I mention Martin for a couple of reasons. First, how could the creators of Ant-Man not have given him at least an honorary writing credit? This is a movie about nothing but getting small. And second, all kidding aside, the latest from the ever-expanding Marvel-verse offers something I never thought I'd see: the specter of Paul Rudd taking the first steps down that path of becoming an anything-for-a-buck Hollywood hack.
What a dispiriting experience it is to watch this great comic actor go through the motions in a by-the-numbers superhero origin story. Rudd doesn't look a day older than he did in his Clueless debut 20 years ago, and he's gone on to do some of the most genially subversive work in modern cinema. Now he's filming Captain America: Civil War, due next year.
My hopes that Rudd had become part of the corporate comic-book system to change it from within, or at least to screw with it a little, were dashed early and permanently. Ant-Man starts with a merciless marathon of exposition. Michael Douglas plays goateed super-genius Hank Pym, who invented a formula capable of shrinking a human being in the 1980s, then promptly went into seclusion so it couldn't be used for evil.
Pym's protégé, played by Corey Stoll (his head is shaved, so you know he's evil), has succeeded in duplicating the formula after years of failed attempts. He plans to sell it to, I think, the military for billions. When Pym gets wind of the scheme, he does what any responsible scientist would do: He recruits a reformed cat burglar (Rudd), outfits him with a special suit that gives him the ability to shrink and pop back to normal size at will, and instructs him in the ways of controlling armies of ants with his mind. Why does the ex-con go along with all this? To save the world and become a hero in the eyes of the daughter (Abby Ryder Fortson) whose love he wants to win back. Are we tearing up yet?

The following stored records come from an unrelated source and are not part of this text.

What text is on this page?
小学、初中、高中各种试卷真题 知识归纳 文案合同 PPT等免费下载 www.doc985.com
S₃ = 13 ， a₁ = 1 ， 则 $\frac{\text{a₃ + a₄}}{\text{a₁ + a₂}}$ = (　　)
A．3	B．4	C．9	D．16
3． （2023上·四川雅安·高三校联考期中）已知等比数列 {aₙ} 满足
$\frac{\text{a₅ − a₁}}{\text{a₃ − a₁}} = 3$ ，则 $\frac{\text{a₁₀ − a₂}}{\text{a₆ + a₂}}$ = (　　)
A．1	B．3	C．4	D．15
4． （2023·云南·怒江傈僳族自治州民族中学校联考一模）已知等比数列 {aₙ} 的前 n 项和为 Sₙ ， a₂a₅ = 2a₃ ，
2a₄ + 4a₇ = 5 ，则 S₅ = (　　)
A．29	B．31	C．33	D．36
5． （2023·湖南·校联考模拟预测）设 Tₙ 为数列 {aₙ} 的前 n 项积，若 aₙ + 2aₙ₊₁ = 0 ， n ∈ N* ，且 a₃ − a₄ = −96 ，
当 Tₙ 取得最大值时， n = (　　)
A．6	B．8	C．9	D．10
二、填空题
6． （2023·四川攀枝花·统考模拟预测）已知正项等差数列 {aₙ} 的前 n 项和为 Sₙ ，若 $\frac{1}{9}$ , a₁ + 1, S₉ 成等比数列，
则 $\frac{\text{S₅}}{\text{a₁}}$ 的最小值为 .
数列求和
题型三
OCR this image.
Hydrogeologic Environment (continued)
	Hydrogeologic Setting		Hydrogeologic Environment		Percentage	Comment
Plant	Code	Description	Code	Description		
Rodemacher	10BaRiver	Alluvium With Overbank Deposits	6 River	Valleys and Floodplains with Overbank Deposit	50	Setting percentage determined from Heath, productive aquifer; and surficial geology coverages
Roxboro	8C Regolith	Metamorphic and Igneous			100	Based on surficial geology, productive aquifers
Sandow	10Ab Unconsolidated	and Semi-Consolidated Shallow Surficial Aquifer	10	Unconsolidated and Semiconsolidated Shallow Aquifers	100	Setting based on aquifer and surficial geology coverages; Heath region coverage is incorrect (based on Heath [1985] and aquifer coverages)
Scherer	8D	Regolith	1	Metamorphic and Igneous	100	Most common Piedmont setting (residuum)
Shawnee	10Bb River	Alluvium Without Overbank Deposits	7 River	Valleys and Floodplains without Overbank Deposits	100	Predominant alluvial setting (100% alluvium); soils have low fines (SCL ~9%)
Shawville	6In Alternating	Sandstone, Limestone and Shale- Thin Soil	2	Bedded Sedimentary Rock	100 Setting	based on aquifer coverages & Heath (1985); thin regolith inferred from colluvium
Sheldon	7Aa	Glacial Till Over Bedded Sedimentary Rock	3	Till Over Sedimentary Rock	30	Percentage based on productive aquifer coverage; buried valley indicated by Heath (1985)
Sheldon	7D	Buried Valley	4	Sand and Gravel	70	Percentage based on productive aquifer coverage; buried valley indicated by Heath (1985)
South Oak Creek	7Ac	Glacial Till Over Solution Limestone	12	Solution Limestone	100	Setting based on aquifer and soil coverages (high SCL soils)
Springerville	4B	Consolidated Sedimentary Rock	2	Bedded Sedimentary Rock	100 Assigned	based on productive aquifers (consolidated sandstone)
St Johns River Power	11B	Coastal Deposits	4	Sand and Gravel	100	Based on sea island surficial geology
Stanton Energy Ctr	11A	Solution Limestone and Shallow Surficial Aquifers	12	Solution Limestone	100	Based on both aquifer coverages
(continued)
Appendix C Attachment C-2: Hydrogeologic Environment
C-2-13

Aside from a psychedelic sequence in which Rudd goes subatomic, little imagination is on display in this overlong production. It's a gabby asterisk to the Avengers business plan, and, as an admirer of Rudd's work, I cried on the inside a bit every time he soared in that suit and stuck his landing in the same pose trademarked by Robert Downey Jr. in his many Iron Man outings. Call me crazy, but I believe there are entertainers you're meant to go to the grave having never seen in a spandex costume. Sadly, the list of actors of whom one can say that is getting shorter by the day. Who's next — Jonah Hill as Fat Cobra?
I should mention that this formulaic effects-fest was directed by Peyton Reed. You may be familiar with such testaments to his talent as The Love Bug and Down With Love. The filmmaker's vision and special touch are without doubt among the reasons the pay-off for sitting through two hours of Ant-Man is so small. To say the least, this is a movie with a few bugs in it.